Die Mordserie des rechtsradikalen NSU, so behauptet er, hätte früher beendet, der Terroranschlag auf die Redaktion von Charlie Hebdo in Paris verhindert werden können, wenn Vorratsdaten verfügbar gewesen wären. Und der Norweger Anders Breivik konnte nach seinem Amoklauf nur dank solcher Daten so schnell dingfest gemacht werden. Leider ist das alles falsch! Breivik wurde auf frischer Tat festgenommen; eine flächendeckende Speicherung persönlicher Daten nach dem Grundsatz "bis zum Beweis des Gegenteils gilt jeder als verdächtig" gab es nicht in Norwegen. Dem Geheimdienst war der Mann auch so bekannt – wie auch die Neonazis des NSU und die Mörder von Paris längst im Visier der jeweils zuständigen Behörden waren. Nur haben die trotzdem nicht verhindert, was dann geschah. Ob das dem Minister für den Moment entfallen war?
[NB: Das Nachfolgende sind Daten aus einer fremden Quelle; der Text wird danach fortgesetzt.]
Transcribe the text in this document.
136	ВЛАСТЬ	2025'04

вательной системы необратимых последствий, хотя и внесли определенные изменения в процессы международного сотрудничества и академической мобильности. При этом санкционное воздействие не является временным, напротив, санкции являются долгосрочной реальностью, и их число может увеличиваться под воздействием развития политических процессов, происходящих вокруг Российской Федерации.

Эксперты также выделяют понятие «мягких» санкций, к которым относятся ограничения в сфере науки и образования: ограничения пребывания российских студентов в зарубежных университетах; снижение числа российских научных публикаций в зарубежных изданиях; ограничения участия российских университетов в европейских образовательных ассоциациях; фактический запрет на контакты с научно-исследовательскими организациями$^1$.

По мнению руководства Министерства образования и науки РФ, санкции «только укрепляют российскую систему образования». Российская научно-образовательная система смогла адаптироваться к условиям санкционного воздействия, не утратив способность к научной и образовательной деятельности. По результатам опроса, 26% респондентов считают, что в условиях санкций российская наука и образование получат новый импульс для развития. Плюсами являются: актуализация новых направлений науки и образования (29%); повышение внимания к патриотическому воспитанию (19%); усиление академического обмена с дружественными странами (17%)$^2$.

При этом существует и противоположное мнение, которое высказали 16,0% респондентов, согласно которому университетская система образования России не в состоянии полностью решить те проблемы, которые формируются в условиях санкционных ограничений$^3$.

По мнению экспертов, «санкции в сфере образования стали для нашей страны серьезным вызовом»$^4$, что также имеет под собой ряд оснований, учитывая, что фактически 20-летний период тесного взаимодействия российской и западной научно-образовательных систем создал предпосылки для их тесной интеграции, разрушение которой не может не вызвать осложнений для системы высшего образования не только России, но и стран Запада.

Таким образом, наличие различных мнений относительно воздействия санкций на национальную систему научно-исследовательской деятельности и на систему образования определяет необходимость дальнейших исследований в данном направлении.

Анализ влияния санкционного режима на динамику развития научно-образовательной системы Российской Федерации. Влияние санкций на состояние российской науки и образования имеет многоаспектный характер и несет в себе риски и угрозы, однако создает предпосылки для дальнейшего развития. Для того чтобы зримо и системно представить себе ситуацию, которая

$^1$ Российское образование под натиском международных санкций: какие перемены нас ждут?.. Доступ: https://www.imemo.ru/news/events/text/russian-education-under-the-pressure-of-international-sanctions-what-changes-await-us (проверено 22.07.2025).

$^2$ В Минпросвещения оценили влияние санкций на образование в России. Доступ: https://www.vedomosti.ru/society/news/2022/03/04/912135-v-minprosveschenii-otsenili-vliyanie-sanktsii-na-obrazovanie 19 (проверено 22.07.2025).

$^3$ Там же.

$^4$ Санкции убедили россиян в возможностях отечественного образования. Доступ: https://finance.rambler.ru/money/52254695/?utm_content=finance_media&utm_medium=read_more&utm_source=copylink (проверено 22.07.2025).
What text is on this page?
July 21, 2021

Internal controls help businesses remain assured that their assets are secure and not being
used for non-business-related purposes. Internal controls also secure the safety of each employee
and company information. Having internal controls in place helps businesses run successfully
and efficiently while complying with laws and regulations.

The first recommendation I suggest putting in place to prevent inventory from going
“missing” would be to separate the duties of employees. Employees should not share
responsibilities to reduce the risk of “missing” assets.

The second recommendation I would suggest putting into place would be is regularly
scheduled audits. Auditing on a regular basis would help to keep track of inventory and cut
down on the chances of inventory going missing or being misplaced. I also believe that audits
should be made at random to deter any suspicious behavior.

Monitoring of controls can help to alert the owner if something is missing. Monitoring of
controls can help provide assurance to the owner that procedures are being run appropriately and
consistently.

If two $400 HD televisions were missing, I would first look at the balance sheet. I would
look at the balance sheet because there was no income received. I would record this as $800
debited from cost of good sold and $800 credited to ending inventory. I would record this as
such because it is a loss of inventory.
Nachdenklichkeit muss keine Schwäche sein
Der Bamberger Psychologe Dietrich Dörner hat vor rund 25 Jahren ein Buch über politisches Handeln geschrieben, das die verblüffende Eigenschaft hat, mit jedem Tag ein bisschen aktueller zu werden. Es heißt "Die Logik des Misslingens" – und der Titel sagt schon eine Menge über die Ernüchterung, die es hinterlässt. Dörner hat in seinen Experimenten ganz normalen Menschen – Volksvertretern – die Herrschaft über das Städtchen Lohhausen oder das ostafrikanische Tanaland übertragen, die beide, Gottlob!, nur als Simulationen im Computer existierten. Und hat dann mit gemischten Gefühlen dabei zugesehen, wie diese Politiker ihr Gemeinwesen in unbeirrbarer Konsequenz vor die Wand fuhren. Am schnellsten und am gründlichsten passierte das bei denen, die immer gleich eine Lösung hatten. Die jede Nachdenklichkeit für Schwäche hielten, alle Kritik blockierten und nur Bestätigung zu sich durchdringen ließen. Kurz: bei denen, die immer ganz genau wussten, wo’s lang geht. Und jede Ähnlichkeit mit lebenden Personen wäre rein zufällig.
Martin Tschechne ist Journalist und lebt in Hamburg. Als promovierter Psychologe weiß er, wie problematisch es sein kann, wenn man was zu wissen glaubt. Die Deutsche Gesellschaft für Psychologie DGPs zeichnete ihn kürzlich mit ihrem Preis für Wissenschaftspublizistik aus. Zuvor erschien seine Biografie des Begabungsforschers William Stern (Verlag Ellert & Richter, 2010).